Передо мной стояла небольшая, но удивительно глубокая фарфоровая миска, из которой поднимался едва заметный, хрупкий, как дыхание, дымок. В ней было первое блюдо: бульон. Совершенно прозрачный, он переливался, как дистиллированная дождевая вода, и имел лишь слабый, почти незаметный желтоватый оттенок, намекающий на курицу. На его поверхности не было ни капли жира, ни веточки укропа, ни даже малейшего намёка на кристаллы соли, которые могли бы придать блюду вкус. И всё же ирония была почти жестокой: аромат, поднимавшийся из миски, был обманчиво изысканным. Он был тёплым, с ярко выраженным мясным запахом, обещавшим насыщенность и плотность, которых совершенно не было в самой жидкости. Вдыхать этот манящий аромат, слышать, как он шепчет о приятном уюте, и понимать, что каждый последующий глоток будет пресным, безвкусным и совершенно лишённым той маленькой, простой радости, которую обычно приносит еда, — это было похоже на изощрённую психологическую пытку.
Но у меня не было ни сил, ни желания протестовать или капризничать. Годы, почти вся жизнь, в течение которых я боролась с различными недугами, приучили мой вкус к пресной, безвкусной пище. Мой организм научился относиться к еде не как к источнику удовольствия или наслаждения, а скорее как к топливу — необходимому, часто неприятному средству для продолжения изнурительного существования. Быстро, почти машинально, я выпила всю тарелку бульона, с трудом проглатывая водянистую жидкость и стараясь не обращать внимания на полное отсутствие вкуса.
Затем подали второе блюдо: густую кремообразную кашу на молоке.
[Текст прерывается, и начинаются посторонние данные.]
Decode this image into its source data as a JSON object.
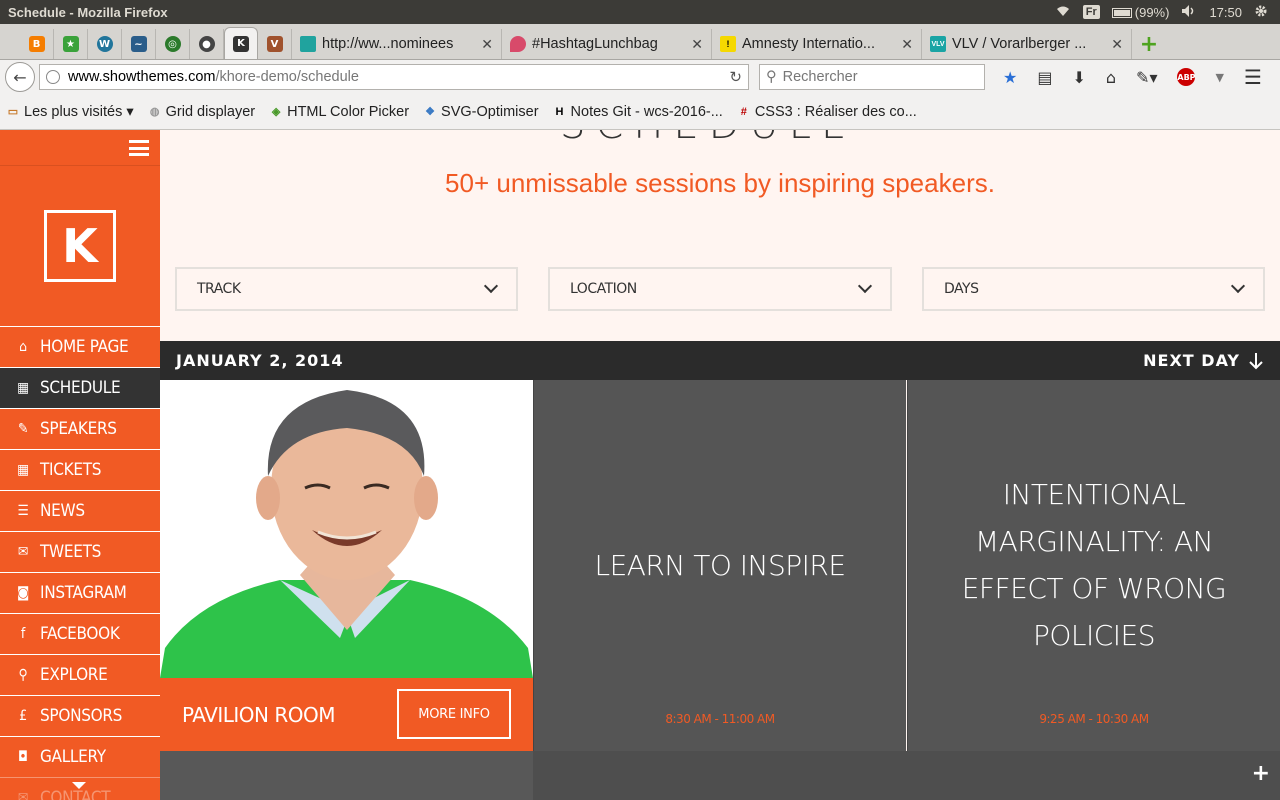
{
  "os": {
    "window_title": "Schedule - Mozilla Firefox",
    "keyboard_layout": "Fr",
    "battery": "(99%)",
    "time": "17:50"
  },
  "tabs": {
    "pinned": [
      {
        "icon": "blogger-icon",
        "color": "#f57d00"
      },
      {
        "icon": "star-icon",
        "color": "#3aa23a"
      },
      {
        "icon": "wordpress-icon",
        "color": "#21759b"
      },
      {
        "icon": "wave-icon",
        "color": "#2a5d8a"
      },
      {
        "icon": "circle-icon",
        "color": "#2b7a2b"
      },
      {
        "icon": "github-icon",
        "color": "#444"
      },
      {
        "icon": "k-logo-icon",
        "color": "#333",
        "active": true
      },
      {
        "icon": "v-icon",
        "color": "#a0522d"
      }
    ],
    "items": [
      {
        "label": "http://ww...nominees",
        "icon_color": "#20a39e"
      },
      {
        "label": "#HashtagLunchbag",
        "icon_color": "#d84a6a"
      },
      {
        "label": "Amnesty Internatio...",
        "icon_color": "#f5d800"
      },
      {
        "label": "VLV / Vorarlberger ...",
        "icon_color": "#1aa4a4"
      }
    ],
    "new_tab": "+"
  },
  "nav": {
    "url_host": "www.showthemes.com",
    "url_path": "/khore-demo/schedule",
    "search_placeholder": "Rechercher"
  },
  "bookmarks": [
    {
      "label": "Les plus visités ▾",
      "icon": "folder-icon"
    },
    {
      "label": "Grid displayer",
      "icon": "globe-icon"
    },
    {
      "label": "HTML Color Picker",
      "icon": "color-picker-icon"
    },
    {
      "label": "SVG-Optimiser",
      "icon": "svg-icon"
    },
    {
      "label": "Notes Git - wcs-2016-...",
      "icon": "h-icon"
    },
    {
      "label": "CSS3 : Réaliser des co...",
      "icon": "hash-icon"
    }
  ],
  "sidebar": {
    "logo": "K",
    "items": [
      {
        "label": "HOME PAGE",
        "icon": "⌂"
      },
      {
        "label": "SCHEDULE",
        "icon": "▦",
        "active": true
      },
      {
        "label": "SPEAKERS",
        "icon": "✎"
      },
      {
        "label": "TICKETS",
        "icon": "▦"
      },
      {
        "label": "NEWS",
        "icon": "☰"
      },
      {
        "label": "TWEETS",
        "icon": "✉"
      },
      {
        "label": "INSTAGRAM",
        "icon": "◙"
      },
      {
        "label": "FACEBOOK",
        "icon": "f"
      },
      {
        "label": "EXPLORE",
        "icon": "⚲"
      },
      {
        "label": "SPONSORS",
        "icon": "£"
      },
      {
        "label": "GALLERY",
        "icon": "◘"
      },
      {
        "label": "CONTACT",
        "icon": "✉"
      }
    ]
  },
  "main": {
    "heading": "SCHEDULE",
    "tagline": "50+ unmissable sessions by inspiring speakers.",
    "filters": [
      {
        "label": "TRACK"
      },
      {
        "label": "LOCATION"
      },
      {
        "label": "DAYS"
      }
    ],
    "day": "JANUARY 2, 2014",
    "next_day": "NEXT DAY",
    "card": {
      "room": "PAVILION ROOM",
      "more_info": "MORE INFO"
    },
    "sessions": [
      {
        "title": "LEARN TO INSPIRE",
        "time": "8:30 AM - 11:00 AM"
      },
      {
        "title": "INTENTIONAL MARGINALITY: AN EFFECT OF WRONG POLICIES",
        "time": "9:25 AM - 10:30 AM"
      }
    ]
  },
  "colors": {
    "brand": "#f15a24",
    "dark": "#2b2b2b",
    "session_bg": "#555555",
    "page_bg": "#fff5f1"
  }
}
Её жизнерадостный солнечно-жёлтый цвет и слегка зернистая текстура отчётливо напомнили мне кукурузную муку. После призрачного бульона это было похоже на настоящий, неожиданный подарок. Каша была нежной, сладкой, с приятным контрастом и незнакомым, но очень приятным вкусом. С каждой ложкой я вздыхала с глубоким облегчением, чувствуя хрупкое ощущение комфорта и наконец-то насыщаясь.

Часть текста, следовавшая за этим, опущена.